Suci pointed out that the soil in West Kalimantan was acidic, with a pH of less than 4. On the other hand, sorghum can grow well in areas with a pH of 5.5 to 6 or neutral. Thus, ameliorants should be used for sorghum cultivation in the region that can increase the pH value in the soil.
"It could be sea mud, dolomite, or other materials. Organic matter is also very important to add nutrients," she added.
To support development in West Kalimantan, it is important to add organic materials, such as animal manure, fertilizers, and soil pH-enhancing materials. Some texts and literature say that sorghum can grow well in equatorial regions.
Heading the cereal division at the West Kalimantan Food Crops and Horticulture Office, Suyatno, noted that sorghum had the potential to be cultivated in West Kalimantan, as ample land was still available.
Sorghum plants can also be grown in a yard, but the soil must be fertile, there should be no still water, and its growth should not be limited by other taller plants.
He said this plant had been cultivated by the Flower Mekar Jaya Farmers Group, Sungai Bakau Kecil Village, East Mempawah Sub-district, Mempawah District.
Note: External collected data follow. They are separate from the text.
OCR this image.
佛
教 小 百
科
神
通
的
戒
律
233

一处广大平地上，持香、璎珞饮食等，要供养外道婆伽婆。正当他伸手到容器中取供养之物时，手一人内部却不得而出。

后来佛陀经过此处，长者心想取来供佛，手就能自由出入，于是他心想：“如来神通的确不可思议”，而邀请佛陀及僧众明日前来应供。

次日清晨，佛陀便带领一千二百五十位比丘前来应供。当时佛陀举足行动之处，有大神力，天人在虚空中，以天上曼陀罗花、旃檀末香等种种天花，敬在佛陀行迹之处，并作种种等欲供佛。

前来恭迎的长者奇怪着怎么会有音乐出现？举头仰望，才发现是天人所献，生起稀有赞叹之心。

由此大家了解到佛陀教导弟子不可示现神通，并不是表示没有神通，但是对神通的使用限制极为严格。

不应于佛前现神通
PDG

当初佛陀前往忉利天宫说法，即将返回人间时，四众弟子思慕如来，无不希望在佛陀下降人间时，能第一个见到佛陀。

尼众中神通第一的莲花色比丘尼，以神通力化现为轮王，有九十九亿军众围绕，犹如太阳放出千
The farmer group has processed sorghum into flour and consumed it in processed form, such as tape/tapai, brownies cake, cucur, and sorghum rice, which is delicious. Sorghum can also be processed into rice, wheat, bioethanol, palm sugar, mocha coffee, fertilizer, and animal feed, among others.
There is no specific data on the cultivation of this plant in West Kalimantan, as information on sorghum plants has not been included in the data from the Central Bureau of Statistics.
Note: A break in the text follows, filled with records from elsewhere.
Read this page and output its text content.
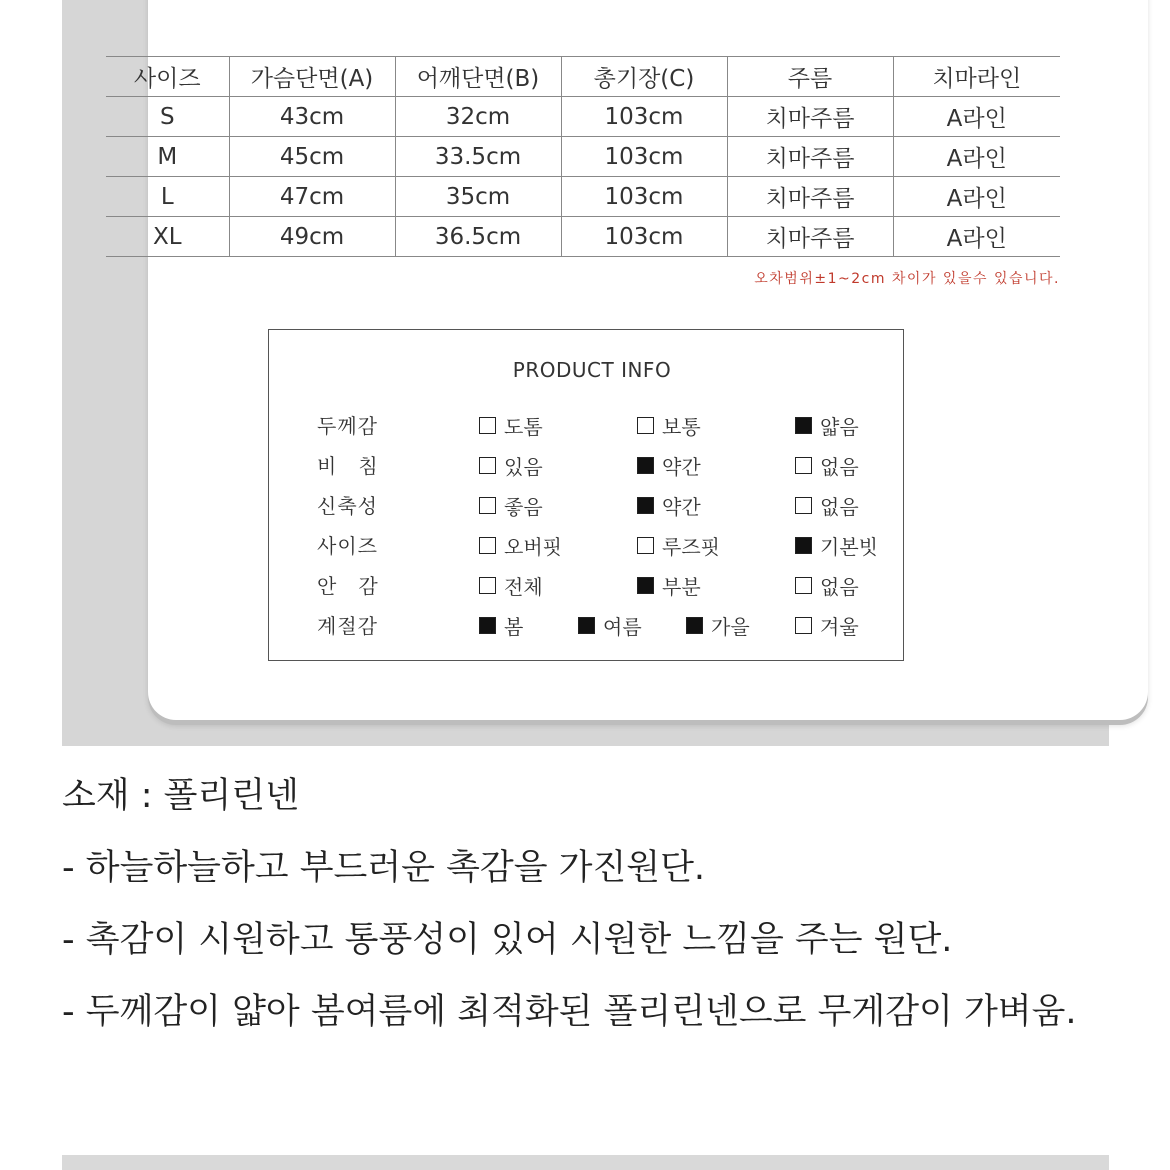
사이즈	가슴단면(A)	어깨단면(B)	총기장(C)	주름	치마라인
S	43cm	32cm	103cm	치마주름	A라인
M	45cm	33.5cm	103cm	치마주름	A라인
L	47cm	35cm	103cm	치마주름	A라인
XL	49cm	36.5cm	103cm	치마주름	A라인
오차범위±1~2cm 차이가 있을수 있습니다.
PRODUCT INFO
두께감	도톰	보통	얇음
비　침	있음	약간	없음
신축성	좋음	약간	없음
사이즈	오버핏	루즈핏	기본빗
안　감	전체	부분	없음
계절감	봄	여름	가을	겨울
소재 : 폴리린넨
- 하늘하늘하고 부드러운 촉감을 가진원단.
- 촉감이 시원하고 통풍성이 있어 시원한 느낌을 주는 원단.
- 두께감이 얇아 봄여름에 최적화된 폴리린넨으로 무게감이 가벼움.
"However, the area developed for sorghum in Mempawah reaches around two hectares. (I heard) Sanggau has around 5 to 7 hectares (of it), and about five hectares in Bengkayang," he stated.
Sorghum is cultivated in West Kalimantan by the local farmers. However, the Food Crops Division at the West Kalimantan Food Crops and Horticulture Office has coordinated with the Cereals Directorate for the development of sorghum in West Kalimantan in 2022 after witnessing the farmers' high enthusiasm in diversifying food through sorghum cultivation.
"The plan is to develop it in Mempawah District," Suyatno remarked.
The maintenance process for sorghum plants is the same as corn plants. Since the farmers are accustomed to growing corn, it will be easy for them to cultivate sorghum.
Sorghum productivity in West Kalimantan currently only reaches around three to four tons per hectare. The production potential can reach eight to nine tons per hectare.
If production is still below standard, it can be increased through the application of better cultivation techniques, especially adequate fertilization from the time of planting, the utilization of manure and compost organic fertilizers, and weed control.
The prospects of sorghum development in West Kalimantan are promising and full of hope. The government should support it on account of the advantages, such as fast productivity and three harvests in one planting for seven months. This can be achieved by providing a special market for sorghum products.
Planting and cultivating sorghum as a means of food diversification can proffer benefits. It can both reduce dependence on certain foodstuffs and also improve the welfare of farming communities. Farming is a promising job for many people.